India Place in Africa’s Democratic Transformation: Sustaining the Status Quo or Spurring Democratic Change? In Africa Quarterly-Indian Journal of African Affairs Vol. 51 No 3-4, August 2011-January 2012:41-51.
By Paul Musili and Mumo Nzau
Africa Quarterly. Rise of Emerging Powers in Africa. Indian Journal of Foreign Affairs.
The special edition of Africa Quarterly brings together experts and scholars cutting across continents to look at the unfolding narrative of Afro-optimism and the implications of the rise of BRICS (Brazil, Russia, India, China and South Africa) and other middle powers for a renascent African continent.

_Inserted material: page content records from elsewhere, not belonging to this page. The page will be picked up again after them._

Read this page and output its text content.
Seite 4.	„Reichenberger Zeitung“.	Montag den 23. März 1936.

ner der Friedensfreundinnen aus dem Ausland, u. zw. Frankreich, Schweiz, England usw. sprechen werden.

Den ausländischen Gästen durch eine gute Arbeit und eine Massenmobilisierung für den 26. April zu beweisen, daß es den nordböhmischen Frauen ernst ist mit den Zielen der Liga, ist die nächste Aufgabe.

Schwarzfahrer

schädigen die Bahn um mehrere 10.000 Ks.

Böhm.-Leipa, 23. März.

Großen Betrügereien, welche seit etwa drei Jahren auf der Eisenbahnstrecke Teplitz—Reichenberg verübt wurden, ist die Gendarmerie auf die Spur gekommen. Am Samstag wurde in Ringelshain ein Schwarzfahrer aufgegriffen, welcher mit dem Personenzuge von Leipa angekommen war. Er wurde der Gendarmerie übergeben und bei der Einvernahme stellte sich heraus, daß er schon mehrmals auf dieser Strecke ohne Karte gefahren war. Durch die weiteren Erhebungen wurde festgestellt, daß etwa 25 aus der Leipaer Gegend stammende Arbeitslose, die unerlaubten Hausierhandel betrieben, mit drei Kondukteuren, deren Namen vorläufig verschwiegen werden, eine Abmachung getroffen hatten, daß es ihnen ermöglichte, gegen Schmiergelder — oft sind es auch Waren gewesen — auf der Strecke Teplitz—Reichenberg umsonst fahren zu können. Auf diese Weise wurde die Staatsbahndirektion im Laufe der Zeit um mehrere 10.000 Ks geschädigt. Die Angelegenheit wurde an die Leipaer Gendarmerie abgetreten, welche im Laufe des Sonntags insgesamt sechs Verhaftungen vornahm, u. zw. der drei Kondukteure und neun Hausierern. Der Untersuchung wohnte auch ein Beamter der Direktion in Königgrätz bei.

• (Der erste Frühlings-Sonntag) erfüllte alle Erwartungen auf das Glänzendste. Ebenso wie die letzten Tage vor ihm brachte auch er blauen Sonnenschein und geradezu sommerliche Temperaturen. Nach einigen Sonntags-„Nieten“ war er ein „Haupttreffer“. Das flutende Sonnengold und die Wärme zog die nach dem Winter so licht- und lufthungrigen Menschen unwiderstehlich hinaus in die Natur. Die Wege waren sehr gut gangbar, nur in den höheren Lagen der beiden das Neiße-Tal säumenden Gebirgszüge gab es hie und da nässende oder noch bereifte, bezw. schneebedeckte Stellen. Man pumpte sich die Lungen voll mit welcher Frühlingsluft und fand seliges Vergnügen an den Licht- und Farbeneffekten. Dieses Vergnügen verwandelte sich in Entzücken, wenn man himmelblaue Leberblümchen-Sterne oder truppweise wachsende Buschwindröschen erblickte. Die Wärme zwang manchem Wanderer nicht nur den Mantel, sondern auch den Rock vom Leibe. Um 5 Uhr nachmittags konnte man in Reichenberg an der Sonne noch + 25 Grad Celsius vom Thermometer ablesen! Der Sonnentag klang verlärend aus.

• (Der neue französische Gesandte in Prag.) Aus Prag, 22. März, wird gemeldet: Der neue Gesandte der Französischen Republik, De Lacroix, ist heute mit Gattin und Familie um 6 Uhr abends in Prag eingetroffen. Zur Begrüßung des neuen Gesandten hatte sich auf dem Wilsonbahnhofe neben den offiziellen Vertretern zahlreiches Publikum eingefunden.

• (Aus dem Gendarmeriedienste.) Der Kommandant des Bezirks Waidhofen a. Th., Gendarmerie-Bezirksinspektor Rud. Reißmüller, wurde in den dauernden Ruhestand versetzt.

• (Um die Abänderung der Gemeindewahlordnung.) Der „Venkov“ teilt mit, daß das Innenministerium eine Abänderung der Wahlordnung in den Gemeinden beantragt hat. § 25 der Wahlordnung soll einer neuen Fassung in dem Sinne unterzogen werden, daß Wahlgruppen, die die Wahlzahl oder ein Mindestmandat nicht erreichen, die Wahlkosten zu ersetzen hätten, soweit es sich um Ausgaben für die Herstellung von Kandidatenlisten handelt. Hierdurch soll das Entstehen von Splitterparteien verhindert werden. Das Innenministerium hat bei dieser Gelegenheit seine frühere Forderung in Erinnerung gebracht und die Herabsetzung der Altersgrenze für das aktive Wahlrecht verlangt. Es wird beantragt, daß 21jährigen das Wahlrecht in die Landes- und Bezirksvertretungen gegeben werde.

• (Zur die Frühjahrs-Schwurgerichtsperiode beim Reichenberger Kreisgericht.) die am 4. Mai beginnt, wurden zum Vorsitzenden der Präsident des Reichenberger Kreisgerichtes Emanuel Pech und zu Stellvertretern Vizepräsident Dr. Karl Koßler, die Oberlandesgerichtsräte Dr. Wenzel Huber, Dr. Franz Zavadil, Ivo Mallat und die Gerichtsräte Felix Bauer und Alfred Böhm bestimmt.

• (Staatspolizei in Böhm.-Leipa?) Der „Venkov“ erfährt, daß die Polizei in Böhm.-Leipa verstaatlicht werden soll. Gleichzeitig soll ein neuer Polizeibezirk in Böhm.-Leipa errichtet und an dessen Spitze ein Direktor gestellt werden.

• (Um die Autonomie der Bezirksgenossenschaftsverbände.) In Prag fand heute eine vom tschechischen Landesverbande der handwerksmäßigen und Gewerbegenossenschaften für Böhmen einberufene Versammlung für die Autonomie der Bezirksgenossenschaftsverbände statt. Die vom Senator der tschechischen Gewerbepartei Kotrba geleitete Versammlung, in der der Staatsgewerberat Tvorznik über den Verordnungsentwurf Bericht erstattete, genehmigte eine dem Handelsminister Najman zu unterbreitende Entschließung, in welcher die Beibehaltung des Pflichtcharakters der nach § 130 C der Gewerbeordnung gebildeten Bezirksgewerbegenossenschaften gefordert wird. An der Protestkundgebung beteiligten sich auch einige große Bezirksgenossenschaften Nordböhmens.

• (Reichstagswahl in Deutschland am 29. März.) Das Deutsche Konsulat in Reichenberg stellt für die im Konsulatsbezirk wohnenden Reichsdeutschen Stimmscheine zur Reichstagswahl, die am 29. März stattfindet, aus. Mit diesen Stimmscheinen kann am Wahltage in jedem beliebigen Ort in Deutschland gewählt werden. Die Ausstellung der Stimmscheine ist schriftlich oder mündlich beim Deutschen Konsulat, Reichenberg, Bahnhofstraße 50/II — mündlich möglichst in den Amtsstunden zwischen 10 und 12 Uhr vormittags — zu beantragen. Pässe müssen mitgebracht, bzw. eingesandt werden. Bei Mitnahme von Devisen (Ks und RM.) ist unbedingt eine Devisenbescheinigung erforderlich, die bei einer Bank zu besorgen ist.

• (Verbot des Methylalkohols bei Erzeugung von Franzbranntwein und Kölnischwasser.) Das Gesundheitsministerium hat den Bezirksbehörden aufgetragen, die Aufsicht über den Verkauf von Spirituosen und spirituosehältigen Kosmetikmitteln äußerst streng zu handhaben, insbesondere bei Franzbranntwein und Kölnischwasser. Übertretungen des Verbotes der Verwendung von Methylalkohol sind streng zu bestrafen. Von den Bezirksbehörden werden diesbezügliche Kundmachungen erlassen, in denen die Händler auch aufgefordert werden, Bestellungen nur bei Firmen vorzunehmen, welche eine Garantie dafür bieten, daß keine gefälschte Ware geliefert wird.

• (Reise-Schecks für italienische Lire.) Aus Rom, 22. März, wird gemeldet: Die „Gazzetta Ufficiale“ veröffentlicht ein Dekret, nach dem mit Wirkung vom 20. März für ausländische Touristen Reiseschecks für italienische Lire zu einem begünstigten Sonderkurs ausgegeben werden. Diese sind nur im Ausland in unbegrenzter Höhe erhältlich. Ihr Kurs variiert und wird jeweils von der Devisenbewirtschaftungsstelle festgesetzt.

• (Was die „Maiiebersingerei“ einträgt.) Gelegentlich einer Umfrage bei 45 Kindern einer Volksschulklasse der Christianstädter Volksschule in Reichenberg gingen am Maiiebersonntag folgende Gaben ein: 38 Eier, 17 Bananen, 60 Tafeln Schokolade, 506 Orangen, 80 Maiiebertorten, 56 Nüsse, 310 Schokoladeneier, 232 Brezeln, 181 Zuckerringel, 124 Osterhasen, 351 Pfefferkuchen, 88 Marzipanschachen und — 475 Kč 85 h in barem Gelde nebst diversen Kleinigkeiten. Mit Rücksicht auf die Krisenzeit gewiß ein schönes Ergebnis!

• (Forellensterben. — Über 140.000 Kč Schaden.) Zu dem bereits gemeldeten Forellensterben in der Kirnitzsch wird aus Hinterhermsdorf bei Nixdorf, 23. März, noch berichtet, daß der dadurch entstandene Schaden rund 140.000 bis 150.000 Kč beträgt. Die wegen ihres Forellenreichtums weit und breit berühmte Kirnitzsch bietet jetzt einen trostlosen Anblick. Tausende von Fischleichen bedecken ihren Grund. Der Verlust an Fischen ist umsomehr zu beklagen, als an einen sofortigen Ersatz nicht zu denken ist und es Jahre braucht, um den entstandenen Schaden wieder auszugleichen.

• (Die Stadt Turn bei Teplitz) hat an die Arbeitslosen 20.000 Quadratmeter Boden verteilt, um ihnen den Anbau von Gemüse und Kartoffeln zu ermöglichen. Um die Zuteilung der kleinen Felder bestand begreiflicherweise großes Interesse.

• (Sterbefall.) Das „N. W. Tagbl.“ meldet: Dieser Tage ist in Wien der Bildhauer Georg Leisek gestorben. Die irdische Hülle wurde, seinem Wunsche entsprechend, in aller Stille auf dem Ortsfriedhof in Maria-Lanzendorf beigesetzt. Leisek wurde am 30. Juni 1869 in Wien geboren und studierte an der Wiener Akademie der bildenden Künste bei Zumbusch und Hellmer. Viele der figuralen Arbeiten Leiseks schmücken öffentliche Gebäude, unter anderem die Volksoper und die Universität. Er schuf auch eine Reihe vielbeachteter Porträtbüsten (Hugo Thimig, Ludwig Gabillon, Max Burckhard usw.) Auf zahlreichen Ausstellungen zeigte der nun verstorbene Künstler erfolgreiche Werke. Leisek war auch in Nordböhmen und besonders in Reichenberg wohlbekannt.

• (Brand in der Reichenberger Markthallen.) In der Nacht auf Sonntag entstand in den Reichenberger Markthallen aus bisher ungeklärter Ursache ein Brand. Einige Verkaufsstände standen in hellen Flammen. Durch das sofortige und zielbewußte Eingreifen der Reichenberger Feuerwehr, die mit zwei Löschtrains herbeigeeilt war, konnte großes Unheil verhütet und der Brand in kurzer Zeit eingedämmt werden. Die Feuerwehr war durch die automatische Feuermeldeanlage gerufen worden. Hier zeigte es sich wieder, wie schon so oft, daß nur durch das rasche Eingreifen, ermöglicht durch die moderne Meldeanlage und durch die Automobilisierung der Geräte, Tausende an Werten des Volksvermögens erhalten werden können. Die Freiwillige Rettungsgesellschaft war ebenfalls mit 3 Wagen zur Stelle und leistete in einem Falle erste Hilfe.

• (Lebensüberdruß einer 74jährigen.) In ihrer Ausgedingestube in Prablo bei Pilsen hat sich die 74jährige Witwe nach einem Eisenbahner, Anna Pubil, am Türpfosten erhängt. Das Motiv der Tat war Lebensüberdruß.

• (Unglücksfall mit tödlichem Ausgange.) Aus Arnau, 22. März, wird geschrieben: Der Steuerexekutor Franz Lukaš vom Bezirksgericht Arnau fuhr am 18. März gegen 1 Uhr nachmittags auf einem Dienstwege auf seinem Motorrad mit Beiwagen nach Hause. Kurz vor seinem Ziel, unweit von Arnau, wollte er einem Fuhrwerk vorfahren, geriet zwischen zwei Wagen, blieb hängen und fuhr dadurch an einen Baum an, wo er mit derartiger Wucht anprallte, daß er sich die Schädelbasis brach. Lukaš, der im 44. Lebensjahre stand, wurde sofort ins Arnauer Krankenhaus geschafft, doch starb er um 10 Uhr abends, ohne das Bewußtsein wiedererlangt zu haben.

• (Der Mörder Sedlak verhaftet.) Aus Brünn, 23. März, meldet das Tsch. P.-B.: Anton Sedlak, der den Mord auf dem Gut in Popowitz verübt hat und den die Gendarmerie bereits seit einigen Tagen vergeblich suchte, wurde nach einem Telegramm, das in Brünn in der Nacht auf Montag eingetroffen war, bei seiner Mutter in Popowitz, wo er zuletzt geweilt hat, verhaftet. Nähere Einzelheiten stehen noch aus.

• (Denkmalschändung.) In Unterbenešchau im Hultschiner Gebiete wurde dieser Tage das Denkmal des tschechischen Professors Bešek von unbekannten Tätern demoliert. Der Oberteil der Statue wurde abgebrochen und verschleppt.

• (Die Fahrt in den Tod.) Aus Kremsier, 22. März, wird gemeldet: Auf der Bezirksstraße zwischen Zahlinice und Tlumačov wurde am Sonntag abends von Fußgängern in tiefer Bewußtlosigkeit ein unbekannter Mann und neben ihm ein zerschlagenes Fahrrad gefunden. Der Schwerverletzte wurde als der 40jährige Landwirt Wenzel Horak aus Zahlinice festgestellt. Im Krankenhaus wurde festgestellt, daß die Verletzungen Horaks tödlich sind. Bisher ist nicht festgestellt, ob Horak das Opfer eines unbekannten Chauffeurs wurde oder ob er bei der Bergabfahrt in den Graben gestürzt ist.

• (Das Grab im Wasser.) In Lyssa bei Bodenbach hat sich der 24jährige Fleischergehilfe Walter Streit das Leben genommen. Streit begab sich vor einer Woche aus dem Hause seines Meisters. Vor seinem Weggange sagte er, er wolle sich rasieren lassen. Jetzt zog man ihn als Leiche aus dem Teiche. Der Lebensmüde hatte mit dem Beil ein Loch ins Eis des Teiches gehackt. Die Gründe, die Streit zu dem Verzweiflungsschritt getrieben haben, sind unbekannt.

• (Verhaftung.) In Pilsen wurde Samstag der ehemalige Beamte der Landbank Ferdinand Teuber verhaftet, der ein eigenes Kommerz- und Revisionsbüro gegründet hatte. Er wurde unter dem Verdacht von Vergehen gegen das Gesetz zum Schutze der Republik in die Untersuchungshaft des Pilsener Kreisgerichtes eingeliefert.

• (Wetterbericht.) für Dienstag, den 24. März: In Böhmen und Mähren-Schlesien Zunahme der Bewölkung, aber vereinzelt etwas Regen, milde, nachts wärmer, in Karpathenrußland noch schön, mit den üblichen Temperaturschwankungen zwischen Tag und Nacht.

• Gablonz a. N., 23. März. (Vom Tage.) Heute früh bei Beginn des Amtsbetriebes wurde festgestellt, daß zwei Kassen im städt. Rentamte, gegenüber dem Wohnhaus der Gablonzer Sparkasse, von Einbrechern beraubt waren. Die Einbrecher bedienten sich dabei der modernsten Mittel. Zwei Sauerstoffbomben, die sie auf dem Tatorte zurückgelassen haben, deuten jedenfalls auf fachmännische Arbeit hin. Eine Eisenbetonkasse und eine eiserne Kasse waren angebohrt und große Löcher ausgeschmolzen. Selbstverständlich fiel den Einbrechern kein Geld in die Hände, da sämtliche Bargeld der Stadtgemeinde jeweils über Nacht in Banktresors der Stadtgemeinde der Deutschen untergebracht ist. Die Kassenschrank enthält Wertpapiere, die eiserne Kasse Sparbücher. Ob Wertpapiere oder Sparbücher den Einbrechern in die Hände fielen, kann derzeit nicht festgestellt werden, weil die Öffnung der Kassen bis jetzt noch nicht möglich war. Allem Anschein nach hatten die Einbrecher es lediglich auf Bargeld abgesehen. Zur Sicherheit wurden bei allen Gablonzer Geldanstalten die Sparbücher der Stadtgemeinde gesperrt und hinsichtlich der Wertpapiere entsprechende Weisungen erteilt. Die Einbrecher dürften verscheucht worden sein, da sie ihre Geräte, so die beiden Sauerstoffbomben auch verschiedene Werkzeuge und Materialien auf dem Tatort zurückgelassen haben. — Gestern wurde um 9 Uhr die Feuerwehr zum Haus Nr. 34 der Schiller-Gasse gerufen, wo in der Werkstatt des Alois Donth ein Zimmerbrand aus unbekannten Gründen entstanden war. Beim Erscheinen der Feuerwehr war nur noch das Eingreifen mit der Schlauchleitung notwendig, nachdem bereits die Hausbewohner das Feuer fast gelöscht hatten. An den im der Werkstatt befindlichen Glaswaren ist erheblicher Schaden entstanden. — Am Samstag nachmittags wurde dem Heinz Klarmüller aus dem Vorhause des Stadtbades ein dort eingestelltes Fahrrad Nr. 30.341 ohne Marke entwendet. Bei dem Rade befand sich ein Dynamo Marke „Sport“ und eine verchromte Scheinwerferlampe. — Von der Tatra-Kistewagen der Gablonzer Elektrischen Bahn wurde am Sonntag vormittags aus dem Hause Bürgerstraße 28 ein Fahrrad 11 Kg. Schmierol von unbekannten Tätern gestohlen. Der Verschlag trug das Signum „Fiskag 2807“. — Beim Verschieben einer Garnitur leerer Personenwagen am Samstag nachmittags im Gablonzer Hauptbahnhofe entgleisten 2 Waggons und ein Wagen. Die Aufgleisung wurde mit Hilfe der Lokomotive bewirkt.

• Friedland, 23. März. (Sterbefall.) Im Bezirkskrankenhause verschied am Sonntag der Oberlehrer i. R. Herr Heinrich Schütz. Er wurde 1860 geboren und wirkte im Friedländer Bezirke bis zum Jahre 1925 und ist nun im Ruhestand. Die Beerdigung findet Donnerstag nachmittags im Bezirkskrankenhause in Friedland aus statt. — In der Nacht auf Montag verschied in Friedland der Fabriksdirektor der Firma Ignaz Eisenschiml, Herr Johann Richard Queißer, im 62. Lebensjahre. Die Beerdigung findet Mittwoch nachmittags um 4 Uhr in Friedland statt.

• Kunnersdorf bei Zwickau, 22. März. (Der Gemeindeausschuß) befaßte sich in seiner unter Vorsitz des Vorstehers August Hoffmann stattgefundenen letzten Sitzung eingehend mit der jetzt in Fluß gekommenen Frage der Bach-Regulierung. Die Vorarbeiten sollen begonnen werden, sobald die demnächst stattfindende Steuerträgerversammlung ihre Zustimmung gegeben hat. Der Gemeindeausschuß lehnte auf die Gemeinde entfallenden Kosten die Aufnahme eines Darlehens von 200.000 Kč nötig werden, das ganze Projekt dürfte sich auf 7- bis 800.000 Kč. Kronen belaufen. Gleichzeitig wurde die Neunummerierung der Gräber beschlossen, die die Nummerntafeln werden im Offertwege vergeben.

The statistics are revelatory: the BRIC countries stepped up their trade with the continent from merely $3.5 billion in 2000 to over $200 billion in 2011. China has multiplied its trade with Africa from $3.5 billion in 1990 to around $150 billion in 2011. India’s trade with Africa is estimated to be over $50 billion; Brazil’s trade is pegged at around $16 billion; and Russia’s bilateral trade is around $10 billion.
While each emerging power has its own motivations, imperatives and even competing ambitions for engaging Africa, there is a marked realization that the continent is a different place and requires new strategies to forge alternative investment and development paradigms for the continent.
The BRICS countries present a powerful challenge to the so-called Washington consensus deployed by the U.S. and traditional Western donors and partners, some of them former colonialists, to dominate the continent through the IMF-World Bank’s prescriptive aid policies.